The image I have selected reflects the effects of assimilation on the LGBTQ community. This map of the United States reveals that there are only 21 remaining lesbian bars in the country. According to the Lesbian Bar Project, “In the late 1980s, there were an estimated 200 Lesbian Bars across the country. Now there are thought to be just 21” (Lesbian Bar Project 2021). The loss of spaces which cultivate and preserve lesbian culture (and queer culture, more generally) is, in part, the result of the LGBTQ community’s gradual incorporation into the public and civil spheres. If this indicates LGBTQ inclusion in the civil sphere, then it could be said to be a sign of progress. But at what cost? Are all LGBTQ people permitted the full expression of their stigmatized identities in public life, or must they conform to the heteronormative “primordial qualities” of American identity?

 

Works Cited

Drasky, Kathy and Gonzalez, Efrain. “Untitled.” From lesbianbarproject.com. Retrieved March 

31, 2022 (https://www.lesbianbarproject.com/). 

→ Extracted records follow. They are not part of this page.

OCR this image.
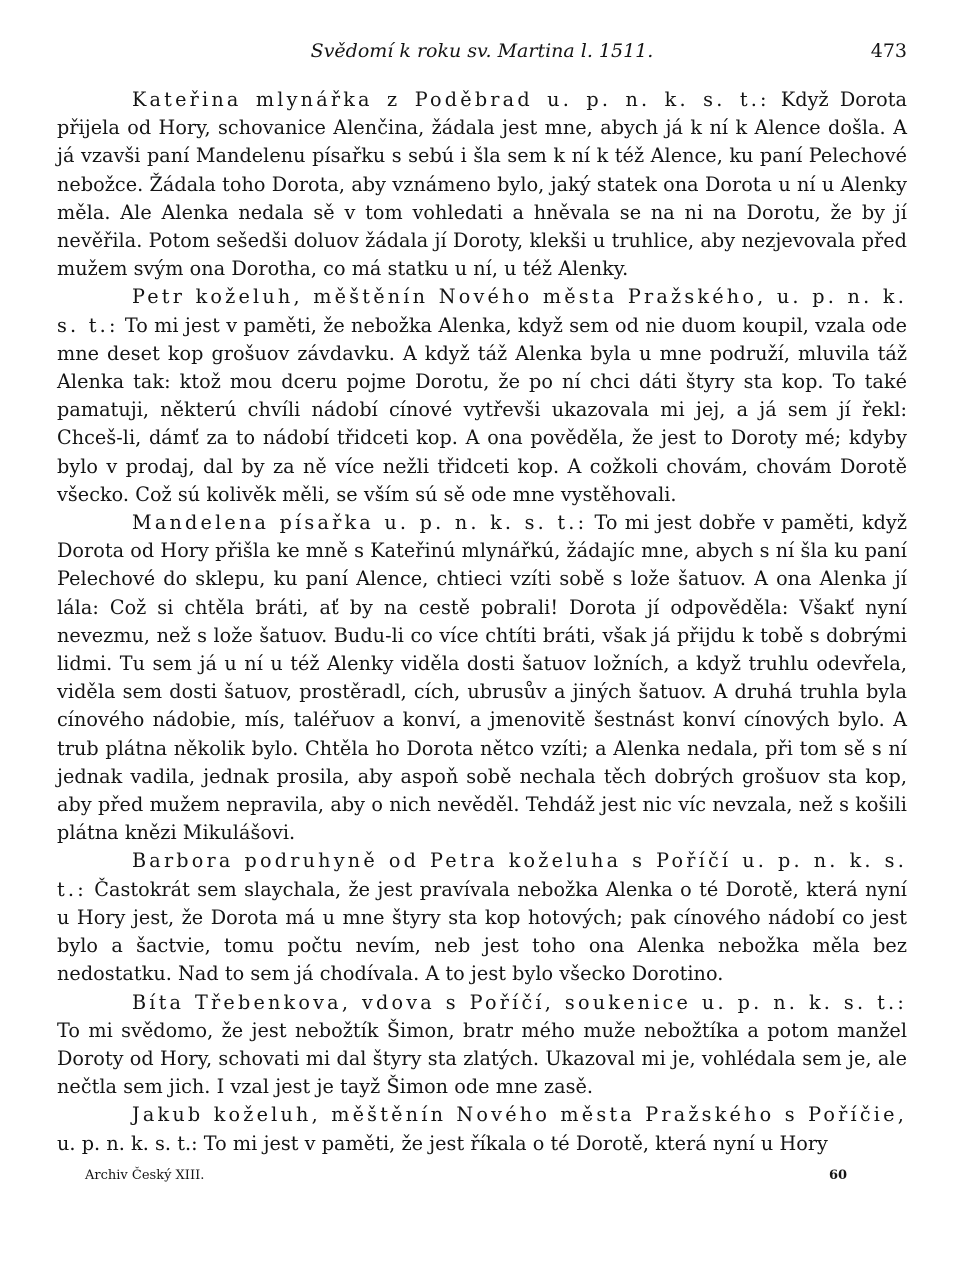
Svědomí k roku sv. Martina l. 1511.	473

Kateřina mlynářka z Poděbrad u. p. n. k. s. t.: Když Dorota přijela od Hory, schovanice Alenčina, žádala jest mne, abych já k ní k Alence došla. A já vzavši paní Mandelenu písařku s sebú i šla sem k ní k též Alence, ku paní Pelechové nebožce. Žádala toho Dorota, aby vznámeno bylo, jaký statek ona Dorota u ní u Alenky měla. Ale Alenka nedala sě v tom vohledati a hněvala se na ni na Dorotu, že by jí nevěřila. Potom sešedši doluov žádala jí Doroty, klekši u truhlice, aby nezjevovala před mužem svým ona Dorotha, co má statku u ní, u též Alenky.

Petr koželuh, měštěnín Nového města Pražského, u. p. n. k. s. t.: To mi jest v paměti, že nebožka Alenka, když sem od nie duom koupil, vzala ode mne deset kop grošuov závdavku. A když táž Alenka byla u mne podruží, mluvila táž Alenka tak: ktož mou dceru pojme Dorotu, že po ní chci dáti štyry sta kop. To také pamatuji, některú chvíli nádobí cínové vytřevši ukazovala mi jej, a já sem jí řekl: Chceš-li, dámť za to nádobí třidceti kop. A ona pověděla, že jest to Doroty mé; kdyby bylo v prodaj, dal by za ně více nežli třidceti kop. A cožkoli chovám, chovám Dorotě všecko. Což sú kolivěk měli, se vším sú sě ode mne vystěhovali.

Mandelena písařka u. p. n. k. s. t.: To mi jest dobře v paměti, když Dorota od Hory přišla ke mně s Kateřinú mlynářkú, žádajíc mne, abych s ní šla ku paní Pelechové do sklepu, ku paní Alence, chtieci vzíti sobě s lože šatuov. A ona Alenka jí lála: Což si chtěla bráti, ať by na cestě pobrali! Dorota jí odpověděla: Všakť nyní nevezmu, než s lože šatuov. Budu-li co více chtíti bráti, však já přijdu k tobě s dobrými lidmi. Tu sem já u ní u též Alenky viděla dosti šatuov ložních, a když truhlu odevřela, viděla sem dosti šatuov, prostěradl, cích, ubrusův a jiných šatuov. A druhá truhla byla cínového nádobie, mís, taléřuov a konví, a jmenovitě šestnást konví cínových bylo. A trub plátna několik bylo. Chtěla ho Dorota nětco vzíti; a Alenka nedala, při tom sě s ní jednak vadila, jednak prosila, aby aspoň sobě nechala těch dobrých grošuov sta kop, aby před mužem nepravila, aby o nich nevěděl. Tehdáž jest nic víc nevzala, než s košili plátna knězi Mikulášovi.

Barbora podruhyně od Petra koželuha s Poříčí u. p. n. k. s. t.: Častokrát sem slaychala, že jest pravívala nebožka Alenka o té Dorotě, která nyní u Hory jest, že Dorota má u mne štyry sta kop hotových; pak cínového nádobí co jest bylo a šactvie, tomu počtu nevím, neb jest toho ona Alenka nebožka měla bez nedostatku. Nad to sem já chodívala. A to jest bylo všecko Dorotino.

Bíta Třebenkova, vdova s Poříčí, soukenice u. p. n. k. s. t.: To mi svědomo, že jest nebožtík Šimon, bratr mého muže nebožtíka a potom manžel Doroty od Hory, schovati mi dal štyry sta zlatých. Ukazoval mi je, vohlédala sem je, ale nečtla sem jich. I vzal jest je tayž Šimon ode mne zasě.

Jakub koželuh, měštěnín Nového města Pražského s Poříčie, u. p. n. k. s. t.: To mi jest v paměti, že jest říkala o té Dorotě, která nyní u Hory

Archiv Český XIII.	60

Jeffrey, Alexander. 2006. The Civil Sphere. New York: Oxford University Press. 

 


Comments

  1. Based on some of the things we discussed in class, it would seem far to argue that some groups (and often LGBTQA+ groups in particular) are still within the assimilation phase of incorporation into America's civil sphere. The graphic you've provided also seems to point to this, which is something I would not have expected. I'm curious though as to whether or not the decrease in lesbian-specific bars is due to conformity, or something else. Is it possible that more generally inclusive bars have become popularized instead?